ODE addresses contentious aspects of charter school student activities law
Most high school charter school students will have access to school district interscholastic activities under proposed rules for a 2017 law, even if the district doesn’t like it.
The 2017 Legislature passed Senate Bill 208 to give charter school students the same access to district activities as homeschooled students.
Two of the key sticking points in the new law have been which students are eligible and how much districts can charge for participation. The law went into effect July 3, but the Oregon Department of Education is still working out the rules.
Many charter schools already have agreements with districts for student participation, but the new law gives some charter school students the right to access. Before the law, districts could charge as much for participation as they wanted, but some didn’t charge anything.
“The statute we are working with can be interpreted incredibly broadly,” Kate Pattison, ODE charter school specialist, told the State Board of Education at a meeting Sept. 28. “In almost any single area, you can go in three different directions.”
ODE has been working with districts and education stakeholders to craft its rules. ODE is holding a public hearing at 10 a.m. Friday, Oct. 20, on its proposal.
The charter school student must reside in the district and meet district eligibility requirements. The law only covers Oregon School Activities Association-sanctioned activities.

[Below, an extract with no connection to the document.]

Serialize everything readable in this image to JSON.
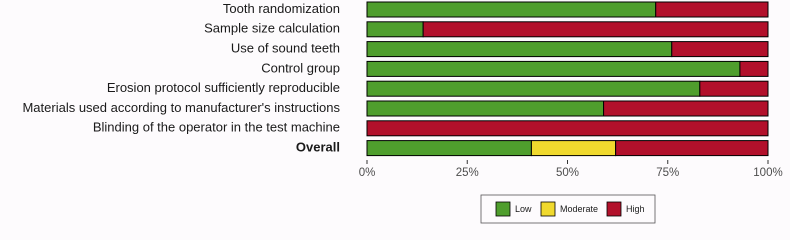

Under ODE’s proposed rules released Wednesday, if a charter school does not offer any OSAA-sanctioned activities, a school district must let the charter school’s students participate in district activities. Only 14 of Oregon’s 125 public charter schools are full OSAA members.
Some districts argued that the rule would create an incentive for charter schools not to offer any activities.
Districts may charge the charter school a maximum of 5 percent of the district’s budget allotment per student, regardless of the number of activities. Districts may charge up to an additional 5 percent for every course credit required.
It is not clear how well the 5 percent cap, which works out to about $350, reflects actual costs to the districts. In analysis of the bill, the Legislative Fiscal Office said: “The ramifications of this measure are not fully understood and therefore the fiscal impact cannot be determined.”
Activity costs vary wildly depending on the district, sport, travel, staff time, insurance, facilities involved and other factors. Angie Peterman, executive director of the Oregon Association of School Business Officials, is not aware of any independent calculations of school costs for activities.
Smaller districts’ budgets are proportionally more affected by shifting a student or two for activities.
Superintendent Mark Mulvihill of InterMountain Education Service District, which serves school districts in eastern Oregon, says the 5 percent cap isn’t adequate to cover sports costs. According to the Milton-Freewater Unified School District, football can cost as much as $800 per student, more than 10 percent of the state’s funding for that student. The cost is compounded if the student plays more than one sport. The districts would like to see districts compensated at actual costs for the activities, Mulvihill said.
“We believe that the Senate bill requires school districts to help subsidize charter school programs,” Mulvihill said.
For charter schools, losing 10 percent or more of a student’s ADMw to pay for a course or two could severely cut into education budgets.
Redmond Proficiency Academy has 60-70 students a year that participate in sports and activities, according to testimony by Executive Director Jonathon C. Bullock. If the district charged the full amount up to the cap, it could cost the district more than $20,000 a year.
Michael Gibson of Renaissance Public Academy has been talking with the Molalla School District about what the rules might mean. In the past, Molalla has only charged Renaissance the same fees it charges its own students. Gibson said Molalla is still studying the rules before deciding whether it would charge Renaissance more.
“What exactly does this mean for us?” Gibson said. “That’s the bottom line.”
The Oregon Department of Education is encouraging districts and charter schools to reach agreements to keep the fees as low as possible.
Logistical issues present challenges as well. Schools would have to work through transportation issues, bell schedules and course-content timelines for students to attend practices and classes.
Districts would have to reach separate agreements with every charter school that has a student who lives within the district’s boundaries. Charter schools, likewise, would have to reach separate agreements with every district their students are from.
If the charter school offers some OSAA-sanctioned activities, districts still have the option of letting charter students participate in district activities. Many districts have long had activity agreements with their charter schools.
“Our tack has been our charter schools are really our students, our schools,” said Molalla River School Board member Neal Lucht. “We tried to take an approach several years ago around how can we support them and make them successful as part of our district.”
Dallas School District Assistant Superintendent Dennis Engle said his district works closely with two K-8 charter schools to provide classes and activities because those students will be rejoining the district in high school.
“This law doesn’t change a lot of our practices,” he said.
OSBA, which has been involved in discussions about the law, has created an FAQ on Senate Bill 208.
“There are a lot of questions on how this law will look in practice,” said Spencer Lewis, OSBA member services attorney. “I would not be surprised to see the Legislature consider changing aspects of the law after seeing the effects of implementation.”
ODE is asking for feedback on specific school situations, and it expects more revisions to the proposed rules. Written testimony can be submitted to Kate Pattison at email@example.com.
The State Board of Education will consider the rules at its next meeting, Oct. 26.